📝 エピソード概要
元外交官で現在は組織・リーダーシップ開発を手がける黒川公晴さんをゲストに迎え、「リーダーシップは誰のものか?」をテーマに対話を行う第1回です。要人通訳の現場でのリアルな体験を手がかりに、リーダーシップは個人の所有物やスキルなのか、あるいは場や他者との関係性の中で立ち現れる現象なのかについて、本質的な輪郭を解きほぐしていきます。
🎯 主要なトピック
- ミネルバ式プログラムと黒川氏のキャリア: 徹底的に仕組み化されたミネルバ大学のリーダーシップ教育と、外交官を経て幼馴染と起業した黒川氏のユニークな背景を紹介。
- 問いの提示「リーダーシップは誰のもの?」: リーダーシップを「他者への前向きな影響力」と捉えつつ、全員が発揮すべきなのか、個人に完結する性質なのかという疑問を提示。

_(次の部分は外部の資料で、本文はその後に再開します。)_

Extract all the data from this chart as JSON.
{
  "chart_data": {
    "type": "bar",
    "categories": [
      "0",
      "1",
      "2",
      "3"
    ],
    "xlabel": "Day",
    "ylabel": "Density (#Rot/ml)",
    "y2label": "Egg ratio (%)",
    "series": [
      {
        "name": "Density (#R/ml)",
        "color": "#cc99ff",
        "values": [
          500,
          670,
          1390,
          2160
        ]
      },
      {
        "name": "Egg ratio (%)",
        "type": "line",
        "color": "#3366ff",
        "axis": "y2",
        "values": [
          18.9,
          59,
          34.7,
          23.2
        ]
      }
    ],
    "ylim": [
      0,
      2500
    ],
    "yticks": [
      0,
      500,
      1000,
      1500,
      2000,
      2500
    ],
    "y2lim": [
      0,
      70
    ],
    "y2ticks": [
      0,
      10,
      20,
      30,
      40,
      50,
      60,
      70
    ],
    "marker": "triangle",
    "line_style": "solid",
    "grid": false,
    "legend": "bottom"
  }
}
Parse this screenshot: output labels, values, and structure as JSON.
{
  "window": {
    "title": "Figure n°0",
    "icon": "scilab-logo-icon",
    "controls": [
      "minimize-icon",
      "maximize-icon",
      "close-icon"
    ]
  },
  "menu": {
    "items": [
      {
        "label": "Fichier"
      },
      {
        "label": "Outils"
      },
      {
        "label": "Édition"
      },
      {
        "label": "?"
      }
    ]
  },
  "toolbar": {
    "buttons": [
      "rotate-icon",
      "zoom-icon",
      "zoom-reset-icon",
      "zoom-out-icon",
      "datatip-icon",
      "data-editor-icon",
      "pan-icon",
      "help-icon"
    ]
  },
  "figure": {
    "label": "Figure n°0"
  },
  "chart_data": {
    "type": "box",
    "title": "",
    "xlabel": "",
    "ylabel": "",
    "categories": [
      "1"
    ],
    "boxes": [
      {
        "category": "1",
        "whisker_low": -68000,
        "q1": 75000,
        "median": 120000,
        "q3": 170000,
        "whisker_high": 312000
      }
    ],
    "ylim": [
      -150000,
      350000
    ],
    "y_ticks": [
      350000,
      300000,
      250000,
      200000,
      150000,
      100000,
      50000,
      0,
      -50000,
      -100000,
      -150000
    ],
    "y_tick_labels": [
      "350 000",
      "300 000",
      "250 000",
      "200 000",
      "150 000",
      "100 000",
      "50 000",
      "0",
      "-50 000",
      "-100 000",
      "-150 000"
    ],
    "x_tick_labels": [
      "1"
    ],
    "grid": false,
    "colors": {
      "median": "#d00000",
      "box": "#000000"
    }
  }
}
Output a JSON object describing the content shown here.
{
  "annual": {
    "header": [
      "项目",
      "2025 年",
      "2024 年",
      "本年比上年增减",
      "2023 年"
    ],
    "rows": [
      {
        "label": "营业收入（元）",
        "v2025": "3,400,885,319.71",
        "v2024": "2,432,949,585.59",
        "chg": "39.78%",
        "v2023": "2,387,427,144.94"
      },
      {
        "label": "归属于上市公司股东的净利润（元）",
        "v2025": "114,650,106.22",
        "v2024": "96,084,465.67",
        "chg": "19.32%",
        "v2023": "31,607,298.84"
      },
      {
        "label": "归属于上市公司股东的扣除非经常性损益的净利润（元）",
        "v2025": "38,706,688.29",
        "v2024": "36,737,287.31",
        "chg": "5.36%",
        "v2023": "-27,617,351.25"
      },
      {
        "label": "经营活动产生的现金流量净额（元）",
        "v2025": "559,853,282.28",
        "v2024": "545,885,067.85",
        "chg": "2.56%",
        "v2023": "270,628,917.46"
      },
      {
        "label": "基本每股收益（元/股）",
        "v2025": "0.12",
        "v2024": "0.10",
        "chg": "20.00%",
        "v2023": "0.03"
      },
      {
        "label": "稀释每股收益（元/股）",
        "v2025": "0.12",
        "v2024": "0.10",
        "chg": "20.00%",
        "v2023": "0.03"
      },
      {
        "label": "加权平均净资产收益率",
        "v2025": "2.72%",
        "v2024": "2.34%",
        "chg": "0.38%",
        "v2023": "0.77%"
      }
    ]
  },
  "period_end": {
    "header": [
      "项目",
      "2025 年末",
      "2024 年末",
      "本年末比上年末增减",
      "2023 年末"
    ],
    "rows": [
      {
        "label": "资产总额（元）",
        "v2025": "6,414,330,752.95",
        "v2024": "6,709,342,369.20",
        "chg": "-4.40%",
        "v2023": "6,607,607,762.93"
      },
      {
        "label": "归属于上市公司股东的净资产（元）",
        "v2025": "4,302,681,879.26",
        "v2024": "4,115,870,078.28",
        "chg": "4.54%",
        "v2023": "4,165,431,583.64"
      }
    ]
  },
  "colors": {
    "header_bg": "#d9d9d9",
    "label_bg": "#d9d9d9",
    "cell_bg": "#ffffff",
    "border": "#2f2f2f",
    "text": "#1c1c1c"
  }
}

- 通訳の現場に見る「能動と受動」の境界: サッカーの通訳や外交交渉での実体験から、言葉の正確さだけでなく場の空気や感情と同期して文脈を創発する「中動態的」なあり方を議論。
- リーダーシップ論の変遷と次なる問い: 個人の特性・行動論から「関係性の中で立ち現れる現象」へと移り変わる理論の系譜を整理し、それをどう育成・開発するかという課題を共有。
💡 キーポイント
- リーダーシップは「関係性の中で立ち現れる現象」: 肩書きや固定的な個人のスキルではなく、他者や文脈との相互作用によって結果的に発揮される文脈依存的な側面を持ちます。
- 通訳とリーダーシップの共通項: 感情を憑依・同期させて場の目的を果たす通訳のように、発信と受容が不可分なプロセスの中に影響力が生まれます。
- 現象としてのリーダーシップをどう教育するか: 関係理論的に捉えた場合、それを個人向けの教育プログラムとしてどのように再現性高く育むかが重要な論点となります。